Mit Blick auf die Zusammenarbeit stellte Hubertus Paetow heraus, dass in der ZKL jeder versuchte zu verstehen, was der andere wirklich will und was das mit dem zu tun hat, was man selbst will. Es habe sich gezeigt, dass die Linien zwischen den Teilnehmern fließend gewesen seien. Die ZKL sei für ihn ein zukunftsfähiges Verfahren, um der Politik konsensuale Lösungen anzubieten.
Olaf Bandt erklärte, dass man viel voneinander gelernt habe, aber auch, wie schwierig es in der Landwirtschaft ist, Ziele zu erreichen. Einig waren sich alle Teilnehmer, dass die Zusammenarbeit für das gegenseitige Verständnis und auch Unterstützung sehr förderlich war, aber daneben natürlich jeder seine inhaltlichen Schwerpunkte im eigenen Verband weiter verfolge – nun aber mit mehr Wissen um die Hintergründe der anderen. „Gegenseitiges Verständnis ist wichtig“, so Bandt. Es bedeute, nicht dem ersten Impuls nachzugeben, einfach alles zu verbieten, wie es von Naturschützern manchmal als einfachster Weg gefordert werde.
Hans Foldenauer hob hervor, dass besonders das Kapitel 4 – der Marktteil, der die gemeinsame Marktordnung in den Blick nimmt, ein sehr wichtiges Ergebnis sei, denn hier sei verfasst, welche Möglichkeiten es gebe, um wichtige Marktrahmenbedingungen zu schaffen. Festgehalten wurde in diesem Teil, dass zusätzliche staatliche Gelder als Perspektiven ein Holzweg für die Zukunft seien. Vielmehr müssten Leistungen, die für die Gesellschaft erbracht werden, einkommenswirksam honoriert werden. Außerdem sei hier auch der Einfluss der EU auf resiliente Ernährungssysteme auf globaler Ebene hervorgehoben worden.
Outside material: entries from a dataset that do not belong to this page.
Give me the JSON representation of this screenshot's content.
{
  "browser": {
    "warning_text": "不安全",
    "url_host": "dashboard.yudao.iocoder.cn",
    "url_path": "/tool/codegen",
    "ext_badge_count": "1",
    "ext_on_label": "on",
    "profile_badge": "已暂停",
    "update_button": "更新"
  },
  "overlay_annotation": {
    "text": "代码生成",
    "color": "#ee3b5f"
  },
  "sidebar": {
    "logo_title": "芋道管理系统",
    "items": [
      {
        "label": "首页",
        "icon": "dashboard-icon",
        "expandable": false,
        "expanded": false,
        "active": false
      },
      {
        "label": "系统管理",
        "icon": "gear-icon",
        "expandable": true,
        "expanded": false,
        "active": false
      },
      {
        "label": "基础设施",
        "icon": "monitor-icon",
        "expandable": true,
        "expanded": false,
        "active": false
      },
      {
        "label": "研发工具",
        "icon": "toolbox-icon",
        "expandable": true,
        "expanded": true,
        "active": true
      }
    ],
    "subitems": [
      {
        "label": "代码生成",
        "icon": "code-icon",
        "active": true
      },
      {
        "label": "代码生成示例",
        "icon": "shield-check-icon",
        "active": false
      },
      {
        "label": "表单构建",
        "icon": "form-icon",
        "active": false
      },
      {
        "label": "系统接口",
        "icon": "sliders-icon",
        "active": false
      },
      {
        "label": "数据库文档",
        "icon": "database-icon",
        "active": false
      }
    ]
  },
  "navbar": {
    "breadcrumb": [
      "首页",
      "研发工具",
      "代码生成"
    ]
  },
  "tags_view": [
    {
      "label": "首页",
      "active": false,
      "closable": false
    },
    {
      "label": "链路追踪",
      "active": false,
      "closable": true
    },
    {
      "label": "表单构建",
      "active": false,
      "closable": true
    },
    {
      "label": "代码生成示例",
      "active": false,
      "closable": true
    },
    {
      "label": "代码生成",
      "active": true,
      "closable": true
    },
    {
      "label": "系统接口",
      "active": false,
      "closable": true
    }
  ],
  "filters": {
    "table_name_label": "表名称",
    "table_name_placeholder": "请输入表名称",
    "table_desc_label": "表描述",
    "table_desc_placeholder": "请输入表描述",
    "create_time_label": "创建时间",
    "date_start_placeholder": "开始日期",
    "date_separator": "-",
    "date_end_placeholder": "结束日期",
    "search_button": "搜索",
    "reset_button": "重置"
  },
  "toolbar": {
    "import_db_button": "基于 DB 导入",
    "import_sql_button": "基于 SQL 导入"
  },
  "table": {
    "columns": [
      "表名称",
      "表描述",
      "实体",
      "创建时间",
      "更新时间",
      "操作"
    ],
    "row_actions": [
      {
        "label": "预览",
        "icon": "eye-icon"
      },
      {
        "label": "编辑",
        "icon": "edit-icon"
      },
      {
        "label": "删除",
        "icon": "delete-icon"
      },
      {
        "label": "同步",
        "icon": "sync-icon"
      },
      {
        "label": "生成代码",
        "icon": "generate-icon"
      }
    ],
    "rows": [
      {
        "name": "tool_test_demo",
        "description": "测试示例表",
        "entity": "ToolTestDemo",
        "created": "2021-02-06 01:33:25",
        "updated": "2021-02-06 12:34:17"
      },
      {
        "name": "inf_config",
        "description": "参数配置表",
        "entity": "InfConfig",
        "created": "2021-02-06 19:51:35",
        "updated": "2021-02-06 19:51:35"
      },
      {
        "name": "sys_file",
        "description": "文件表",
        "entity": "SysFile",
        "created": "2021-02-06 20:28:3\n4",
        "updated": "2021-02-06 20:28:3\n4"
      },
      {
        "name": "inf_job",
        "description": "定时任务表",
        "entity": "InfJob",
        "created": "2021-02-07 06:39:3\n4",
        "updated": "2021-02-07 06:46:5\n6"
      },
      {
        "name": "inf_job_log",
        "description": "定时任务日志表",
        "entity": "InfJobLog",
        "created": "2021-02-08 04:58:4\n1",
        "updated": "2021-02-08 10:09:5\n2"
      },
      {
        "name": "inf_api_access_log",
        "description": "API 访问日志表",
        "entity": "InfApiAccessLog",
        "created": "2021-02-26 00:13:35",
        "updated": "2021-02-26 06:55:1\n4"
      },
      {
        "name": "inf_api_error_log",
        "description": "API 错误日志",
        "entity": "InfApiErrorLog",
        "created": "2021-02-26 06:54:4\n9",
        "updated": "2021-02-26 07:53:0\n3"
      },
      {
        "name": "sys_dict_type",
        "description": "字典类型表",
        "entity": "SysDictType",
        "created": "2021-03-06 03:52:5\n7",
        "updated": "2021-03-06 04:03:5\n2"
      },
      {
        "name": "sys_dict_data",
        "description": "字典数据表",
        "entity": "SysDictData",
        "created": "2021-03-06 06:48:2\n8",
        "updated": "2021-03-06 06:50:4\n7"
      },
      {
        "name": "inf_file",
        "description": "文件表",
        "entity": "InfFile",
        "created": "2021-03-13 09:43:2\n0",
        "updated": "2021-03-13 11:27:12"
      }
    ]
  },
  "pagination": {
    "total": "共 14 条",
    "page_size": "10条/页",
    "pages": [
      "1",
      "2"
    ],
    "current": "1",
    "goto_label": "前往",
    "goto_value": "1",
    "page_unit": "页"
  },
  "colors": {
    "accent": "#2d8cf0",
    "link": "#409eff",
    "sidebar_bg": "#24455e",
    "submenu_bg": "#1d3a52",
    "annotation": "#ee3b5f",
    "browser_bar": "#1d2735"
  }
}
Die Frage, wie man vom Reden zur politischen Umsetzung kommt, wurde ebenfalls diskutiert und hier zeigte sich schon, dass den Teilnehmern sehr bewusst ist, dass das kein Selbstläufer ist oder wird, sondern dass es Nachdruck braucht. Olaf Bandt und Hagen Stark hoben die Kraft von Bündnissen hervor, die etwas bewegen könnten. Paetow erklärte, wie wichtig es sei und wie groß gleichzeitig die Herausforderung für eine Demokratie sei, die Vorgänge zu einem Abschluss zu bringen und warnte aber auch, dass die Lösung nicht sei, die Entscheidungsprozesse zu vereinfachen. Dass das Mandat der Zukunftskommission nun beendet ist, und die Umsetzung bei der neuen Regierung liegt, stand für alle außer Frage. Eine neue Kommission könne es erst geben, wenn dies von einer neuen Regierung ausdrücklich gewollt sei und der Wert des aktuellen Berichts anerkannt werde.
Hubertus Paetow, Präsident der Deutschen Landwirtschafts-Gesellschaft (DLG), forderte, betriebswirtschaftliche Chancen stärker mit ökologischen Zielen zu verknüpfen. „Nur so können wir nachhaltige Systeme schaffen, die sowohl ökologisch als auch wirtschaftlich tragfähig sind.“
Zusammenfassung und Ausblick
In der Zusammenfassung und im Ausblick zum Symposium hob Manfred Gilch, BDM-Vorstandsmitglied, schließlich hervor, dass es im System Landwirtschaft mehr Geld brauche, wenn Nachhaltigkeit eine große Rolle spielen soll – und dass dieses in erster Linie über den Markt erwirtschaftet werden muss. Die Bauern bräuchten dafür Instrumente, um mehr Gewicht am Markt zu haben.
Das zweite Panel habe zum Ausdruck gebracht, dass eine bessere Marktstellung der Landwirtschaft auch mit den Interessen andere Gruppen verknüpft werden könne.
Verleihung des Journalistenpreises „Faire Milch“
Ein Höhepunkt des Tages war außerdem die Verleihung des Journalistenpreises „Faire Milch“. Ursula Trede, Vorstandsmitglied des BDM, ehrte herausragende journalistische Arbeiten, die sich mit den Herausforderungen der Milchviehhaltung auseinandersetzen.
Der Abend klang mit Buffet, Musik und vielen Gesprächen und geselligem Austausch unter Kollegen und Freunden aus.